On NPR's Morning Edition this morning, there was a profile of Iowa’s senior Senator, Chuck Grassley, the new chairman of the Senate Judiciary Committee.
The segment played a quote by Grassley from a campaign or fundraising speech, where he railed against the president, tyranny, and how our Constitutional system of checks and balances was designed specifically to counter tyrants like George III — “We remember George III, one person telling 13 colonies what they could do or not do.”
And the historian in me went, “Wait? What?”

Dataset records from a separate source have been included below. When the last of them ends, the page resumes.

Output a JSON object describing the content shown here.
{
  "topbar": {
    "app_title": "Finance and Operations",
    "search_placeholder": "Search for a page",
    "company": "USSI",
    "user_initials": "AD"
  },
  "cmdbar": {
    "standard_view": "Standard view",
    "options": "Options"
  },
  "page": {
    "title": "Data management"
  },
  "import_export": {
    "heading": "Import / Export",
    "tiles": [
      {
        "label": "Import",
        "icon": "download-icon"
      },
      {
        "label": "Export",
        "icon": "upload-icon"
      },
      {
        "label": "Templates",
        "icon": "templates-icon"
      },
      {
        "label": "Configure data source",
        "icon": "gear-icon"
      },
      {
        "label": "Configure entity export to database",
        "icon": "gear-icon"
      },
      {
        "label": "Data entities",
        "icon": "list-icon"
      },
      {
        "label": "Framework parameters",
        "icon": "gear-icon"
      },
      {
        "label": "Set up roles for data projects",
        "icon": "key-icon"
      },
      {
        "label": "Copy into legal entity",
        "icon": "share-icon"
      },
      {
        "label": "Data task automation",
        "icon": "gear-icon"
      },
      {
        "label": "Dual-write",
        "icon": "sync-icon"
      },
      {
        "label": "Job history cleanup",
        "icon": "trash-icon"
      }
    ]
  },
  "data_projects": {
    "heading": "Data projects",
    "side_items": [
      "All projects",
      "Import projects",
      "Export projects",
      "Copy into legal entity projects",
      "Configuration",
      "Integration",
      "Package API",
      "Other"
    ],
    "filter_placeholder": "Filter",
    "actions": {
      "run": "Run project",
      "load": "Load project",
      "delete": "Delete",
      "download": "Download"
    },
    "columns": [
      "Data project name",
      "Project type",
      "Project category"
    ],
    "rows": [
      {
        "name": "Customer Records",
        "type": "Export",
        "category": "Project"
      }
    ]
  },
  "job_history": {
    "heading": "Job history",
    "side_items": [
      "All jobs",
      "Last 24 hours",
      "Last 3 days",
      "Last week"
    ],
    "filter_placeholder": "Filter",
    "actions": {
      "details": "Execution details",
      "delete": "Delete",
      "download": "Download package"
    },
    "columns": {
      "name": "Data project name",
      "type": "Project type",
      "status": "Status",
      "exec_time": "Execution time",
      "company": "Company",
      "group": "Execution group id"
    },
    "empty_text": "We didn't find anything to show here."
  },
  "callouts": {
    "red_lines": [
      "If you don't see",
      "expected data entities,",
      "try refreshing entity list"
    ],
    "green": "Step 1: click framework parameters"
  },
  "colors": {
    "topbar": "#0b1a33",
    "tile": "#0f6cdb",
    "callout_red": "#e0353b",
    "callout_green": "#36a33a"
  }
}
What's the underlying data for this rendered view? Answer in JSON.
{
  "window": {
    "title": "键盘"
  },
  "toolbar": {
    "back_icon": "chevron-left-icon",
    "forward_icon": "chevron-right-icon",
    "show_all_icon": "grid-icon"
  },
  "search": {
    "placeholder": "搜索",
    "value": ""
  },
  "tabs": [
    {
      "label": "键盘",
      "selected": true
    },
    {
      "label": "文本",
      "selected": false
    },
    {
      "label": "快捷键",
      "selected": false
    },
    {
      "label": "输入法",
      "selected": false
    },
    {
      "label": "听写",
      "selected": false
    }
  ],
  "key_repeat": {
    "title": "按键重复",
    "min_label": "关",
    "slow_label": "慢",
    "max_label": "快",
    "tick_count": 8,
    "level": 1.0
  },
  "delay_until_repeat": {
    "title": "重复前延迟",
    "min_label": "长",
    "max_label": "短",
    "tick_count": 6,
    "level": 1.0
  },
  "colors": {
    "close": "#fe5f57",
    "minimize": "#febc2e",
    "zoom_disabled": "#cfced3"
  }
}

I recognize that’s the mythology of the American revolution — thirteen colonies rebelling against the tyranny of George III — but that’s not the reality at all. The colonists, from the Intolerable Acts onward until the Declaration of Independence, were careful to make clear that their problem was with Parliament, not the King. If the colonists had a problem with George III, it was that he signed into law the acts of Parliament that they didn’t like or felt targeted them, such as the Stamp Act and the Intolerable Acts, into law, not that he was acting like a tyrant. Even the Declaration of Independence can be read as a plea to the King to check the excesses of Parliament and a complaint that he hasn’t done so. Frankly, George III didn’t treat the rebellious colonies any differently than he would have Scotland or Ireland if they had rebelled in 1775 or how Abraham Lincoln treated the Confederacy when they rebelled in 1861.
George III gets a bad rap from Grassley. It’s an undeserved rap. The man was no tyrant.